Much of that has to do with his current head coach, Kyle Shanahan. He is considered to be one of the most brilliant young offensive minds in football. You will get no argument from the veteran tackle.
"I've never been around a play caller like him as far the Xs and Os and just completely understanding how every single piece fits together," Staley said on The Rich Eisen Show. "With him, he doesn't have just a mastery of the run game or the passing game or the screen. I mean, he's got a complete understanding of everything. Not only just what we're trying to do schematically, but how it fits, and how every single person on the football field has a job, and the play has to be set up in a certain way, and the way he calls a play in the game to kind of set up something in maybe the third (or) fourth quarter down the road, and how the defense is kind of attacking.
"He's like next-level genius stuff that I've never really been around. As far as that, it's really, really exciting as a player to be around a guy like that, that you just have full, full confidence every single time you're on the field that this is the exact right play call that we need in a situation. It's just up to us as players to go out and execute it. You're never confused or thinking that maybe, 'Man, I don't know why he's calling this.' It's never that situation with him right now.
"And then also, just in front of the team, he's been unbelievable. He's been a great communicator, keeps it very honest, keeps guys accountable. You kind of worry – not really worry – but have questions; this guy has been a coordinator his whole entire career and just how he's going to step into that head coaching role.
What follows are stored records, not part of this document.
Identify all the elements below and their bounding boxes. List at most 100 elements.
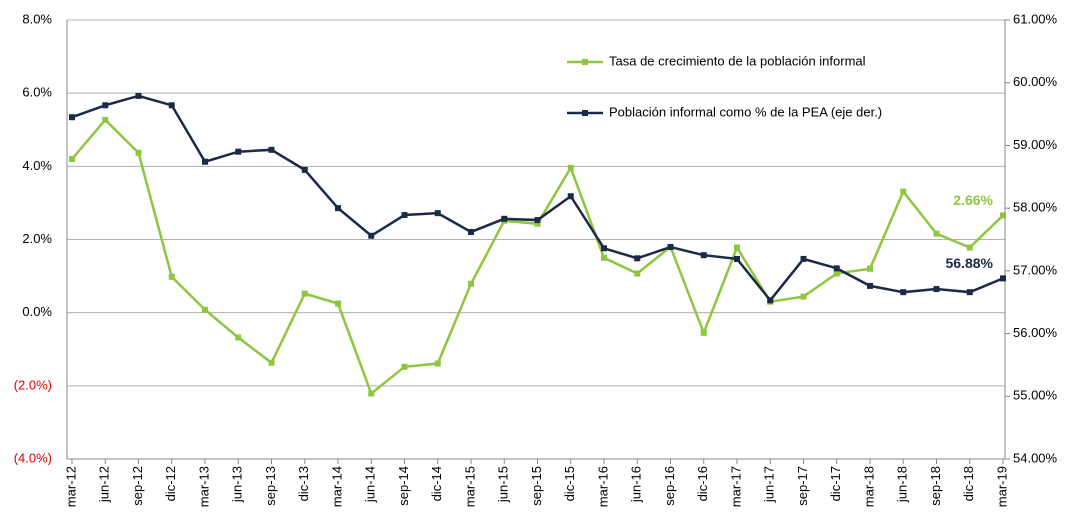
x-tick-label: mar-14 [329,466,344,507]
point-marker [1000,212,1006,219]
x-tick-label: jun-14 [363,466,378,503]
point-marker [368,232,375,239]
point-marker [833,270,840,277]
point-marker [867,265,873,272]
y-tick-label: (4.0%) [14,450,52,465]
legend-label: Población informal como % de la PEA (eje… [609,104,882,119]
point-marker [335,205,341,212]
x-tick-label: dic-13 [296,466,311,501]
point-marker [767,297,774,304]
point-marker [501,215,508,222]
point-marker [268,146,275,153]
point-marker [468,280,474,287]
x-tick-label: dic-14 [429,466,444,501]
point-marker [567,193,574,200]
point-marker [867,282,873,289]
x-tick-label: jun-16 [629,466,644,503]
y2-tick-label: 57.00% [1013,262,1058,277]
point-marker [401,363,408,370]
value-label: 2.66% [953,192,993,208]
point-marker [933,230,940,237]
point-marker [468,228,474,235]
point-marker [135,149,142,156]
y-tick-label: 6.0% [22,85,52,100]
point-marker [168,102,175,109]
point-marker [700,329,707,336]
point-marker [335,300,341,307]
point-marker [966,244,973,251]
point-marker [168,273,175,280]
point-marker [1000,275,1006,282]
point-marker [202,158,208,165]
point-marker [434,360,441,367]
x-tick-label: mar-18 [861,466,876,507]
point-marker [634,255,641,262]
point-marker [900,289,907,296]
point-marker [800,255,807,262]
point-marker [734,255,740,262]
x-tick-label: jun-17 [762,466,777,503]
y-tick-label: 0.0% [22,304,52,319]
point-marker [800,293,807,300]
y-tick-label: 4.0% [22,158,52,173]
point-marker [69,114,75,121]
x-tick-label: sep-17 [795,466,810,506]
point-marker [301,290,308,297]
point-marker [601,245,607,252]
x-tick-label: dic-16 [695,466,710,501]
point-marker [235,148,242,155]
x-tick-label: mar-15 [462,466,477,507]
value-label: 56.88% [946,255,994,271]
y2-tick-label: 55.00% [1013,388,1058,403]
y-tick-label: 2.0% [22,231,52,246]
x-tick-label: mar-17 [728,466,743,507]
point-marker [301,166,308,173]
x-tick-label: dic-17 [828,466,843,501]
point-marker [667,244,674,251]
x-tick-label: sep-18 [928,466,943,506]
point-marker [202,306,208,313]
x-tick-label: jun-12 [97,466,112,503]
x-tick-label: sep-14 [396,466,411,506]
point-marker [434,210,441,217]
y2-tick-label: 61.00% [1013,11,1058,26]
point-marker [601,254,607,261]
x-tick-label: mar-19 [994,466,1009,507]
point-marker [235,334,242,341]
y2-tick-label: 60.00% [1013,74,1058,89]
point-marker [268,359,275,366]
point-marker [534,220,541,227]
point-marker [634,270,641,277]
point-marker [900,188,907,195]
x-tick-label: mar-12 [63,466,78,507]
y-tick-label: (2.0%) [14,377,52,392]
point-marker [700,252,707,259]
x-tick-label: mar-13 [196,466,211,507]
x-tick-label: dic-12 [163,466,178,501]
legend-marker [582,110,588,116]
point-marker [734,244,740,251]
x-tick-label: dic-18 [961,466,976,501]
point-marker [135,92,142,99]
x-tick-label: jun-13 [230,466,245,503]
point-marker [567,164,574,171]
x-tick-label: mar-16 [595,466,610,507]
x-tick-label: dic-15 [562,466,577,501]
y2-tick-label: 59.00% [1013,137,1058,152]
point-marker [401,212,408,219]
point-marker [966,289,973,296]
y2-tick-label: 56.00% [1013,325,1058,340]
legend-marker [582,59,588,65]
x-tick-label: sep-12 [130,466,145,506]
point-marker [833,265,840,272]
x-tick-label: sep-15 [529,466,544,506]
legend-label: Tasa de crecimiento de la población info… [609,53,866,68]
point-marker [933,286,940,293]
y-tick-label: 8.0% [22,11,52,26]
point-marker [534,217,541,224]
x-tick-label: jun-18 [895,466,910,503]
x-tick-label: sep-16 [662,466,677,506]
y2-tick-label: 58.00% [1013,200,1058,215]
point-marker [102,116,109,123]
"Last year, just seeing how he was with the team, in front of the team, and communicating with the guys, I've been nothing but pleased with him as a head coach."
The media was impressed with Shanahan's answer when asked on Wednesday about the zone-read within his offensive scheme and if he is worried about defensive coordinators figuring out how to stop it.
"It's not your base offense, but if you're in pistol or shotgun, you can run it at any time," Shanahan said. "Defenses have been playing 11 against 10 for so long. Now all of a sudden, you have to play 11-on-11 and if you're not that changes everything you do. It's not that they've caught up, you just need the right people, the right commitment, you have to stay healthy, and you've got to have the whole package together. If we're just running zone-read, well they'll stop that. It's what are you doing off of it?"
The 49ers wrapped up their final practice of this week's mandatory minicamp on Wednesday. After a family day on Thursday, the players will break for about six weeks until they report back for training camp in late July.